Ari Schriber (Utrecht University): Sharīʿa, droit musulman, and Colonial Legality: The Conflict of “Paternity Claim” (istilḥāq) in Colonial-Era Moroccan Courts
Afternoon Talk on Islamic Law
- Datum: 30.11.2023
- Uhrzeit: 16:00
- Ort: Hybrid-Veranstaltung
About the speaker
Ari
Schriber is Marie Skłodowska-Curie Postdoctoral Fellow at Utrecht University.
His research interests lie at the intersection of 20th-century Islamic legal
history and colonial history of the Middle East and North Africa. Schriber is
particularly interested in investigating evolving traditions of Islamic court
practice in colonial and post-colonial Morocco. He is currently preparing a
monograph based on his doctoral thesis, Shari’a
of the Colony: Judgeship, Proof, and Legal Modernity in Morocco, 1912-1965.
Prior to coming to Utrecht, Schriber was Arts and Sciences Postdoctoral Fellow
at the University of Toronto (2021-2023). He completed his PhD (2021) and
Masters (2013) in the Department of Near Eastern Languages and Civilizations at
Harvard University and holds a BA in Middle Eastern Studies and Religious
Studies from the University of Virginiat.
About the topic
How
did colonial legalities impact the determination of paternity and inheritance
in Islamic legal practice? Ari Schriber examines this question through the lens
of shari’a courts in colonial-era Morocco. He will use a paradigmatic
three-decade dispute (1922-1956) to delineate core conflicts between French
colonial claims to Islamic law and regional Islamic legal traditions for
resolving ambiguous paternity. The dispute revolved around the capacity for a
child of an enslaved mother to inherit land from his father. Both colonial
French courts and Moroccan shari’a courts claimed jurisdiction for the case,
each claiming to issue a decision based on Islamic law — with starkly
contradictory rulings. In accounting for this outcome, Ari Schriber focuses on
the concept of “paternity claim” (istilḥāq) in
the Mālikī school of Islamic law that revolves around the social-legal status
of enslaved mothers calling particular attention to the pivotal role of
fact-finding—evidence, proof, and procedure—as a paradigmatic tension between
colonial claims to Islamic law and local traditions of Islamic court practice.
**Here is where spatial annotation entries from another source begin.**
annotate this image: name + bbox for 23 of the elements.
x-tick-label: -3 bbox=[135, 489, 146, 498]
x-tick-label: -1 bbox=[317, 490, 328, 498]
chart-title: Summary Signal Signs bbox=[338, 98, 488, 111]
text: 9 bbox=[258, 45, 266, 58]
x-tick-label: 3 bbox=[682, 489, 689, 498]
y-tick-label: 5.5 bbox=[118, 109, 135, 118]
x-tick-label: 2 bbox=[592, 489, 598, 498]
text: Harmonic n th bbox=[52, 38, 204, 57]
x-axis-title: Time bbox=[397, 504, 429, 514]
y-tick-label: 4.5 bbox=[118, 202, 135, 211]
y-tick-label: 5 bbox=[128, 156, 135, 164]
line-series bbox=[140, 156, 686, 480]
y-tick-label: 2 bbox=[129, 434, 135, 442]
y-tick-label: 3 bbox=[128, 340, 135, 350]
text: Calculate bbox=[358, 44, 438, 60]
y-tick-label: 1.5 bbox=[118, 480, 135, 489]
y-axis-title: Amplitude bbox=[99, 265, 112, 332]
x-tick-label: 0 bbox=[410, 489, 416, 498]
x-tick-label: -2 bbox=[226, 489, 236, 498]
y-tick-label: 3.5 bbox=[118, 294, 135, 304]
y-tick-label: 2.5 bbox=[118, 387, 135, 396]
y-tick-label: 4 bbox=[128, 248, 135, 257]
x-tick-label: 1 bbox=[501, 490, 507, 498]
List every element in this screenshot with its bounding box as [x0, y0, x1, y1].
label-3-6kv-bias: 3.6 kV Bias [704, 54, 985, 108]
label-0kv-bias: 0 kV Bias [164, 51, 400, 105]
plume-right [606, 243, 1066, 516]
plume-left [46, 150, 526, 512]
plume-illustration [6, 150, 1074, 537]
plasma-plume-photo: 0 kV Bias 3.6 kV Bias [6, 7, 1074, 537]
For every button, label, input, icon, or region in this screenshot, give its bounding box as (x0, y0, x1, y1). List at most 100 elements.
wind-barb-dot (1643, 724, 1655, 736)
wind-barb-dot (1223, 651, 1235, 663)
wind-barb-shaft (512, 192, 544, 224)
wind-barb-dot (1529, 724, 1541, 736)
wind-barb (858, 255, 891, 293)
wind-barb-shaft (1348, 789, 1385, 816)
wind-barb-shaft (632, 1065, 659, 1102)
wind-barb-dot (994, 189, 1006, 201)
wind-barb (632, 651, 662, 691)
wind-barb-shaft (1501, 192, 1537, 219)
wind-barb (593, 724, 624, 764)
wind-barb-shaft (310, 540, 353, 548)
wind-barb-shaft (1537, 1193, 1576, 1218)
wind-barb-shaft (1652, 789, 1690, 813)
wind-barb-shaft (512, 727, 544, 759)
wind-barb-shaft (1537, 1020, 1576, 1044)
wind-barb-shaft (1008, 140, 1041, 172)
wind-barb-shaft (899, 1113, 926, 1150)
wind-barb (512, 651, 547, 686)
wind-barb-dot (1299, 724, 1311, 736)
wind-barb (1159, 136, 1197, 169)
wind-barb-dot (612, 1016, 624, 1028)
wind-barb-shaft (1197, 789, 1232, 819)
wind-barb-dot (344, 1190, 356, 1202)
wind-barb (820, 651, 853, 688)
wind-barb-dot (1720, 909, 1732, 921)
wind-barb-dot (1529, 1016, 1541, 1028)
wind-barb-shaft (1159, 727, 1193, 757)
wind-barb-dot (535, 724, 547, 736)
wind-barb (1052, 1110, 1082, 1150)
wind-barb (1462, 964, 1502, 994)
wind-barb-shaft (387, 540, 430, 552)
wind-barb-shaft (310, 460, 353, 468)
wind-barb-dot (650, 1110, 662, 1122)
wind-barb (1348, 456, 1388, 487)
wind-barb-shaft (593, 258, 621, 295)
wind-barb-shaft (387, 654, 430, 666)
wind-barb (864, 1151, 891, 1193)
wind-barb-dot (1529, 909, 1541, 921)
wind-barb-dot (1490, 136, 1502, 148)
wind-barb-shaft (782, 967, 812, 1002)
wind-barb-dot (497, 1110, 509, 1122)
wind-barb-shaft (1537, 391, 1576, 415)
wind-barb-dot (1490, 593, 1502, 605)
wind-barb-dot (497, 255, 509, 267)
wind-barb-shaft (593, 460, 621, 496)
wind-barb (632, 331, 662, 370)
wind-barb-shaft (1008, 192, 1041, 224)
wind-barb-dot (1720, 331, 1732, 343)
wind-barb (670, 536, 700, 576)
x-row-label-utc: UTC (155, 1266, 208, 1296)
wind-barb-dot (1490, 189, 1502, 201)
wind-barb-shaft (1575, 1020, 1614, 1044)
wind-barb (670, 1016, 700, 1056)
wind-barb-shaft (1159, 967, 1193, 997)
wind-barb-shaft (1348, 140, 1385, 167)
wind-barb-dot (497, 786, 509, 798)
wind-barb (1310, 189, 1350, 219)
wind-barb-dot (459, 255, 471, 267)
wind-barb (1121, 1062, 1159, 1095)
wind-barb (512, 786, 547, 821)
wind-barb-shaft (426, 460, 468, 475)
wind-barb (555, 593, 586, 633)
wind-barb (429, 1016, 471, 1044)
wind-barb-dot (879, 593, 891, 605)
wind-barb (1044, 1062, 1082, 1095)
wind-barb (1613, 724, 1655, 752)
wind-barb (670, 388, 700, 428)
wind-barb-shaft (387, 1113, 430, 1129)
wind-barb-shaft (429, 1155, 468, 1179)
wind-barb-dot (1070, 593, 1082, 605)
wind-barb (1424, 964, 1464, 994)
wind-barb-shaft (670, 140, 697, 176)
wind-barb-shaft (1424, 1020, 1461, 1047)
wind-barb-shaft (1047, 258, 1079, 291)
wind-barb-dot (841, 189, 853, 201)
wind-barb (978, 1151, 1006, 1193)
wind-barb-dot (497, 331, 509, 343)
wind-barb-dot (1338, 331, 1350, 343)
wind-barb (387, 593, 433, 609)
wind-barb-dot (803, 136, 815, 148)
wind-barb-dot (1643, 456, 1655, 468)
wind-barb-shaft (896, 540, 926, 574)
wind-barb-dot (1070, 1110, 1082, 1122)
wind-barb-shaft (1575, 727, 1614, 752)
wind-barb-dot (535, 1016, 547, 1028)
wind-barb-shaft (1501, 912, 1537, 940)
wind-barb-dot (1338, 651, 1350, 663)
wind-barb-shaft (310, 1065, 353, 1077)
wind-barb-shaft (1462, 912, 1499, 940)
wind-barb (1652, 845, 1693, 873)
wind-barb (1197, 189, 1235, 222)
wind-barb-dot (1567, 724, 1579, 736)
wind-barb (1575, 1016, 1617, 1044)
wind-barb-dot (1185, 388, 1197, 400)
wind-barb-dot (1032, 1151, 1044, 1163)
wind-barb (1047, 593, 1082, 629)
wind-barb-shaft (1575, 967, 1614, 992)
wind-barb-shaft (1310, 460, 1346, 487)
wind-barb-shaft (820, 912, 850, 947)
Overall, he seeks to demonstrate the granular yet transformative impact of this
tension in producing a competing version of Islamic law in the colonial and
postcolonial state.
Der Vortrag findet als Hybridveranstaltung statt, sowohl vor Ort im Max-Planck-Institut für ausländisches und internationales Privatrecht, Mittelweg 187, 20148 Hamburg als auch als Videokonferenz über Zoom.